Pearl-Index-Rechner
Verhütungssicherheit im direkten Vergleich
Zuletzt aktualisiert am 5. Juni 2026
Grundlage: Pearl-Index-Referenzwerte aus den Leitlinien der DGGG, veröffentlicht von pro familia, sowie BZgA/familienplanung.de und BARMER
Berücksichtigt: Methodensicherheit (ideale Anwendung) und Anwendungssicherheit (typische Anwendung im Alltag) für 16 Methoden
Nicht berücksichtigt: individuelle Gesundheit, Verträglichkeit, Alter, Vorerkrankungen und Wechselwirkungen mit Medikamenten – der Rechner ersetzt keine ärztliche Beratung
💊 Pille (Kombipille)
Eingeschränkt sicherBedeutet: Von 100 Frauen werden mit dieser Methode ca. 7 pro Jahr ungewollt schwanger.
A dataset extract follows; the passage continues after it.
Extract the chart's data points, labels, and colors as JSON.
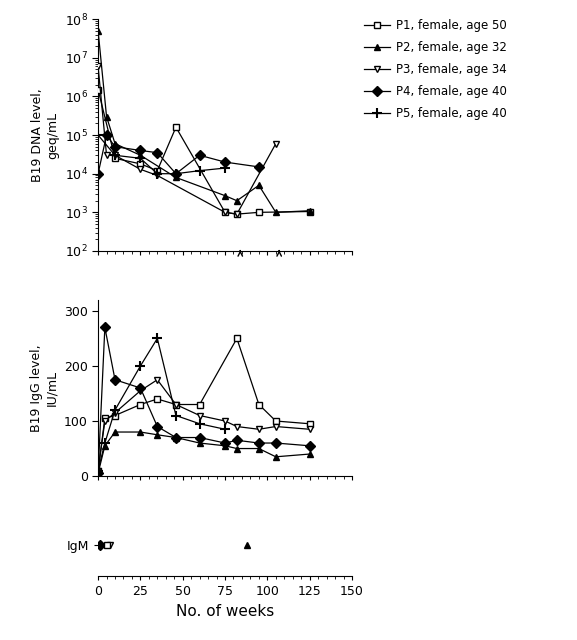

Sehr sicher bei perfekter Einnahme – bei vergessenen Pillen, Durchfall oder Erbrechen sinkt der Schutz deutlich.
Kein Ersatz für ärztliche Beratung
Dieser Rechner liefert statistische Orientierungswerte und ersetzt keine ärztliche oder gynäkologische Beratung. Welche Verhütung für Sie persönlich passt, hängt von Gesundheit, Lebensphase und Verträglichkeit ab. Sprechen Sie vor der Wahl oder dem Wechsel einer Methode mit Ihrer Frauenärztin oder Ihrem Frauenarzt.
ℹ️ So lesen Sie den Pearl-Index
- Der Pearl-Index zählt Schwangerschaften pro 100 Frauen pro Jahr – je niedriger der Wert, desto sicherer die Methode.
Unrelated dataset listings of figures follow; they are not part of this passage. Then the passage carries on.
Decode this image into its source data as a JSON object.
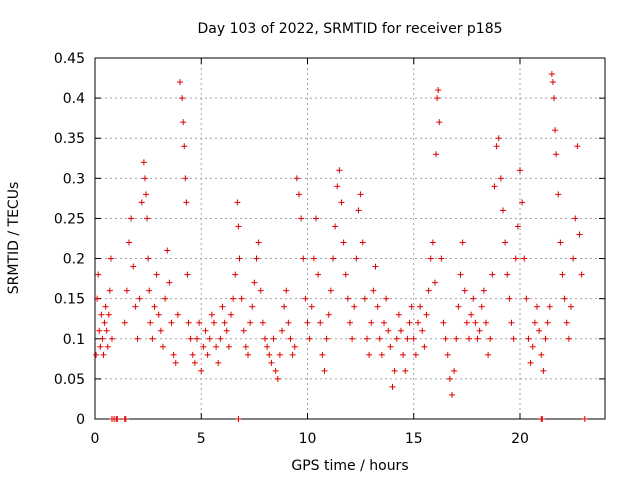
{
  "chart_data": {
    "type": "scatter",
    "title": "Day 103 of 2022, SRMTID for receiver p185",
    "xlabel": "GPS time / hours",
    "ylabel": "SRMTID / TECUs",
    "xlim": [
      0,
      24
    ],
    "ylim": [
      0,
      0.45
    ],
    "xticks": [
      0,
      5,
      10,
      15,
      20
    ],
    "yticks": [
      0,
      0.05,
      0.1,
      0.15,
      0.2,
      0.25,
      0.3,
      0.35,
      0.4,
      0.45
    ],
    "xtick_labels": [
      "0",
      "5",
      "10",
      "15",
      "20"
    ],
    "ytick_labels": [
      "0",
      "0.05",
      "0.1",
      "0.15",
      "0.2",
      "0.25",
      "0.3",
      "0.35",
      "0.4",
      "0.45"
    ],
    "grid": true,
    "marker": "+",
    "color": "#e00000",
    "series": [
      {
        "name": "SRMTID",
        "x": [
          0.05,
          0.1,
          0.15,
          0.2,
          0.25,
          0.3,
          0.35,
          0.4,
          0.45,
          0.5,
          0.55,
          0.6,
          0.65,
          0.7,
          0.75,
          0.8,
          1.4,
          1.5,
          1.6,
          1.7,
          1.8,
          1.9,
          2.0,
          2.1,
          2.2,
          2.3,
          2.35,
          2.4,
          2.45,
          2.5,
          2.55,
          2.6,
          2.7,
          2.8,
          2.9,
          3.0,
          3.1,
          3.2,
          3.3,
          3.4,
          3.5,
          3.6,
          3.7,
          3.8,
          3.9,
          4.0,
          4.1,
          4.15,
          4.2,
          4.25,
          4.3,
          4.35,
          4.4,
          4.5,
          4.6,
          4.7,
          4.8,
          4.9,
          5.0,
          5.1,
          5.2,
          5.3,
          5.4,
          5.5,
          5.6,
          5.7,
          5.8,
          5.9,
          6.0,
          6.1,
          6.2,
          6.3,
          6.4,
          6.5,
          6.6,
          6.7,
          6.75,
          6.8,
          6.9,
          7.0,
          7.1,
          7.2,
          7.3,
          7.4,
          7.5,
          7.6,
          7.7,
          7.8,
          7.9,
          8.0,
          8.1,
          8.2,
          8.3,
          8.4,
          8.5,
          8.6,
          8.7,
          8.8,
          8.9,
          9.0,
          9.1,
          9.2,
          9.3,
          9.4,
          9.5,
          9.6,
          9.7,
          9.8,
          9.9,
          10.0,
          10.1,
          10.2,
          10.3,
          10.4,
          10.5,
          10.6,
          10.7,
          10.8,
          10.9,
          11.0,
          11.1,
          11.2,
          11.3,
          11.4,
          11.5,
          11.6,
          11.7,
          11.8,
          11.9,
          12.0,
          12.1,
          12.2,
          12.3,
          12.4,
          12.5,
          12.6,
          12.7,
          12.8,
          12.9,
          13.0,
          13.1,
          13.2,
          13.3,
          13.4,
          13.5,
          13.6,
          13.7,
          13.8,
          13.9,
          14.0,
          14.1,
          14.2,
          14.3,
          14.4,
          14.5,
          14.6,
          14.7,
          14.8,
          14.9,
          15.0,
          15.1,
          15.2,
          15.3,
          15.4,
          15.5,
          15.6,
          15.7,
          15.8,
          15.9,
          16.0,
          16.05,
          16.1,
          16.15,
          16.2,
          16.3,
          16.4,
          16.5,
          16.6,
          16.7,
          16.8,
          16.9,
          17.0,
          17.1,
          17.2,
          17.3,
          17.4,
          17.5,
          17.6,
          17.7,
          17.8,
          17.9,
          18.0,
          18.1,
          18.2,
          18.3,
          18.4,
          18.5,
          18.6,
          18.7,
          18.8,
          18.9,
          19.0,
          19.1,
          19.2,
          19.3,
          19.4,
          19.5,
          19.6,
          19.7,
          19.8,
          19.9,
          20.0,
          20.1,
          20.2,
          20.3,
          20.4,
          20.5,
          20.6,
          20.7,
          20.8,
          20.9,
          21.0,
          21.1,
          21.2,
          21.3,
          21.4,
          21.5,
          21.55,
          21.6,
          21.65,
          21.7,
          21.8,
          21.9,
          22.0,
          22.1,
          22.2,
          22.3,
          22.4,
          22.5,
          22.6,
          22.7,
          22.8,
          22.9,
          0.8,
          0.9,
          1.0,
          1.05,
          1.4,
          1.45,
          6.75,
          21.0,
          21.05,
          23.05
        ],
        "y": [
          0.08,
          0.15,
          0.18,
          0.11,
          0.09,
          0.13,
          0.1,
          0.08,
          0.12,
          0.14,
          0.11,
          0.09,
          0.13,
          0.16,
          0.2,
          0.1,
          0.12,
          0.16,
          0.22,
          0.25,
          0.19,
          0.14,
          0.1,
          0.15,
          0.27,
          0.32,
          0.3,
          0.28,
          0.25,
          0.2,
          0.16,
          0.12,
          0.1,
          0.14,
          0.18,
          0.13,
          0.11,
          0.09,
          0.15,
          0.21,
          0.17,
          0.12,
          0.08,
          0.07,
          0.13,
          0.42,
          0.4,
          0.37,
          0.34,
          0.3,
          0.27,
          0.18,
          0.12,
          0.1,
          0.08,
          0.07,
          0.1,
          0.12,
          0.06,
          0.09,
          0.11,
          0.08,
          0.1,
          0.13,
          0.12,
          0.09,
          0.07,
          0.1,
          0.14,
          0.12,
          0.11,
          0.09,
          0.13,
          0.15,
          0.18,
          0.27,
          0.24,
          0.2,
          0.15,
          0.11,
          0.09,
          0.08,
          0.12,
          0.14,
          0.17,
          0.2,
          0.22,
          0.16,
          0.12,
          0.1,
          0.09,
          0.08,
          0.07,
          0.1,
          0.06,
          0.05,
          0.08,
          0.11,
          0.14,
          0.16,
          0.12,
          0.1,
          0.08,
          0.09,
          0.3,
          0.28,
          0.25,
          0.2,
          0.15,
          0.12,
          0.1,
          0.14,
          0.2,
          0.25,
          0.18,
          0.12,
          0.08,
          0.06,
          0.1,
          0.13,
          0.16,
          0.2,
          0.24,
          0.29,
          0.31,
          0.27,
          0.22,
          0.18,
          0.15,
          0.12,
          0.1,
          0.14,
          0.2,
          0.26,
          0.28,
          0.22,
          0.15,
          0.1,
          0.08,
          0.12,
          0.16,
          0.19,
          0.14,
          0.1,
          0.08,
          0.12,
          0.15,
          0.11,
          0.09,
          0.04,
          0.06,
          0.1,
          0.13,
          0.11,
          0.08,
          0.06,
          0.1,
          0.12,
          0.14,
          0.1,
          0.08,
          0.12,
          0.14,
          0.11,
          0.09,
          0.13,
          0.16,
          0.2,
          0.22,
          0.17,
          0.33,
          0.4,
          0.41,
          0.37,
          0.2,
          0.12,
          0.1,
          0.08,
          0.05,
          0.03,
          0.06,
          0.1,
          0.14,
          0.18,
          0.22,
          0.16,
          0.12,
          0.1,
          0.13,
          0.15,
          0.12,
          0.1,
          0.11,
          0.14,
          0.16,
          0.12,
          0.08,
          0.1,
          0.18,
          0.29,
          0.34,
          0.35,
          0.3,
          0.26,
          0.22,
          0.18,
          0.15,
          0.12,
          0.1,
          0.2,
          0.24,
          0.31,
          0.27,
          0.2,
          0.15,
          0.1,
          0.07,
          0.09,
          0.12,
          0.14,
          0.11,
          0.08,
          0.06,
          0.1,
          0.12,
          0.14,
          0.43,
          0.42,
          0.4,
          0.36,
          0.33,
          0.28,
          0.22,
          0.18,
          0.15,
          0.12,
          0.1,
          0.14,
          0.2,
          0.25,
          0.34,
          0.23,
          0.18,
          0,
          0,
          0,
          0,
          0,
          0,
          0,
          0,
          0,
          0
        ]
      }
    ]
  }
}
- Methodensicherheit (ideale Anwendung) gilt nur bei fehlerfreier Nutzung – im Labor sozusagen.
- Anwendungssicherheit (typische Anwendung) berücksichtigt Alltagsfehler – das ist der realistischere Wert.
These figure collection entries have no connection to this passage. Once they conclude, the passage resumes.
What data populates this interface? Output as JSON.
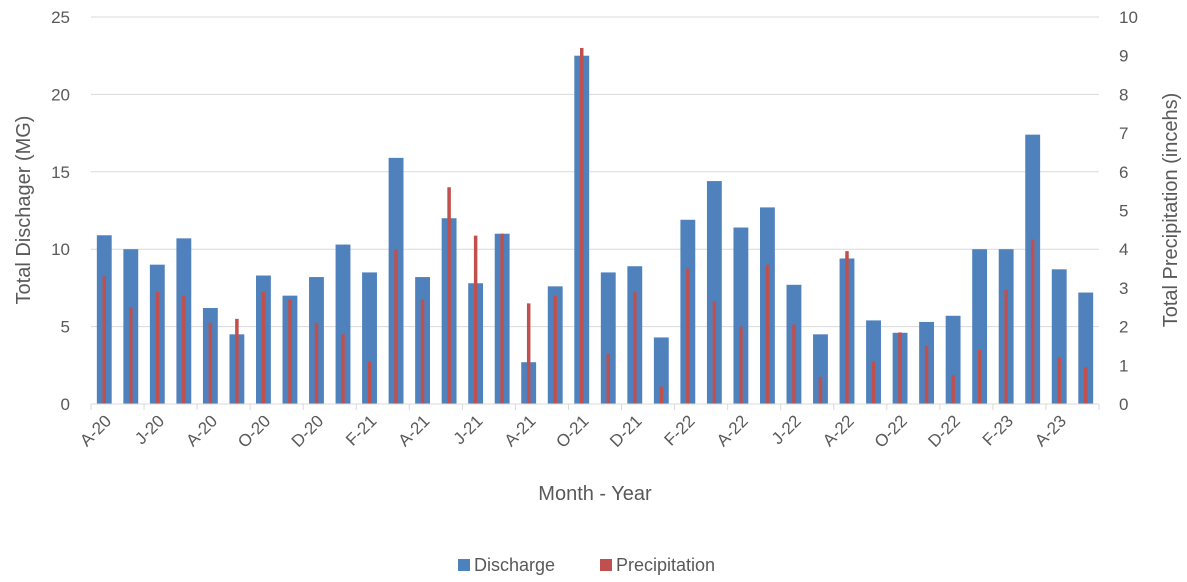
{
  "chart_data": {
    "type": "bar",
    "title": "",
    "xlabel": "Month - Year",
    "ylabel": "Total Dischager (MG)",
    "y2label": "Total Precipitation (incehs)",
    "ylim": [
      0,
      25
    ],
    "y2lim": [
      0,
      10
    ],
    "yticks": [
      "0",
      "5",
      "10",
      "15",
      "20",
      "25"
    ],
    "y2ticks": [
      "0",
      "1",
      "2",
      "3",
      "4",
      "5",
      "6",
      "7",
      "8",
      "9",
      "10"
    ],
    "grid": true,
    "legend_position": "bottom",
    "x_tick_labels": [
      "A-20",
      "J-20",
      "A-20",
      "O-20",
      "D-20",
      "F-21",
      "A-21",
      "J-21",
      "A-21",
      "O-21",
      "D-21",
      "F-22",
      "A-22",
      "J-22",
      "A-22",
      "O-22",
      "D-22",
      "F-23",
      "A-23"
    ],
    "series": [
      {
        "name": "Discharge",
        "axis": "left",
        "color": "#4f81bd",
        "values": [
          10.9,
          10.0,
          9.0,
          10.7,
          6.2,
          4.5,
          8.3,
          7.0,
          8.2,
          10.3,
          8.5,
          15.9,
          8.2,
          12.0,
          7.8,
          11.0,
          2.7,
          7.6,
          22.5,
          8.5,
          8.9,
          4.3,
          11.9,
          14.4,
          11.4,
          12.7,
          7.7,
          4.5,
          9.4,
          5.4,
          4.6,
          5.3,
          5.7,
          10.0,
          10.0,
          17.4,
          8.7,
          7.2
        ]
      },
      {
        "name": "Precipitation",
        "axis": "right",
        "color": "#c0504d",
        "values": [
          3.3,
          2.5,
          2.9,
          2.8,
          2.1,
          2.2,
          2.9,
          2.7,
          2.1,
          1.8,
          1.1,
          4.0,
          2.7,
          5.6,
          4.35,
          4.4,
          2.6,
          2.8,
          9.2,
          1.3,
          2.9,
          0.45,
          3.5,
          2.65,
          2.0,
          3.6,
          2.05,
          0.7,
          3.95,
          1.1,
          1.85,
          1.5,
          0.75,
          1.4,
          2.95,
          4.25,
          1.2,
          0.95
        ]
      }
    ]
  }
}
- Die Werte stammen aus den Leitlinien der DGGG und werden von pro familia und der BZgA herausgegeben.
📊 Alle Methoden im Überblick
| Methode | Ideal | Typisch |
|---|---|---|
| 💉 Hormonimplantat (Stäbchen) | 0 – 0,08 | 0 – 0,08 |
| 🌀 Hormonspirale (IUS) | 0,16 | 0,16 |
| 🌀 Kupferspirale / Kupferkette | 0,3 – 0,8 | 0,3 – 0,8 |
| 💊 Pille (Kombipille) | 0,1 – 0,9 | 0,3 – 7 |
| 💉 Dreimonatsspritze | 0,3 – 0,88 | 0,3 – 0,88 |
| ⭕ Vaginalring | 0,4 – 0,65 | 0,4 – 0,65 |
| 🩹 Verhütungspflaster | 0,72 – 0,9 | 0,72 – 0,9 |
| 💊 Minipille (Gestagenpille) | 0,5 – 3 | 0,5 – 3 |
| 🌡️ Symptothermale Methode (NFP) | 0,4 – 2,3 | 1,8 – 12 |
| 🛡️ Kondom | 2 | 2 – 12 |
| 🔘 Diaphragma (mit Gel) | 1 – 20 | 1 – 20 |
| 📅 Kalendermethode | 9 | 9 |
| ⏸️ Coitus interruptus | 4 – 18 | 4 – 18 |
| ✂️ Sterilisation (Frau) | 0,2 – 0,3 | 0,2 – 0,3 |
| ✂️ Vasektomie (Mann) | 0,1 | 0,1 |
| 🚫 Keine Verhütung | 85 | 85 |
Werte als Pearl-Index (Schwangerschaften pro 100 Frauen pro Jahr). Literaturangaben schwanken je nach Studie und Anwendungssicherheit.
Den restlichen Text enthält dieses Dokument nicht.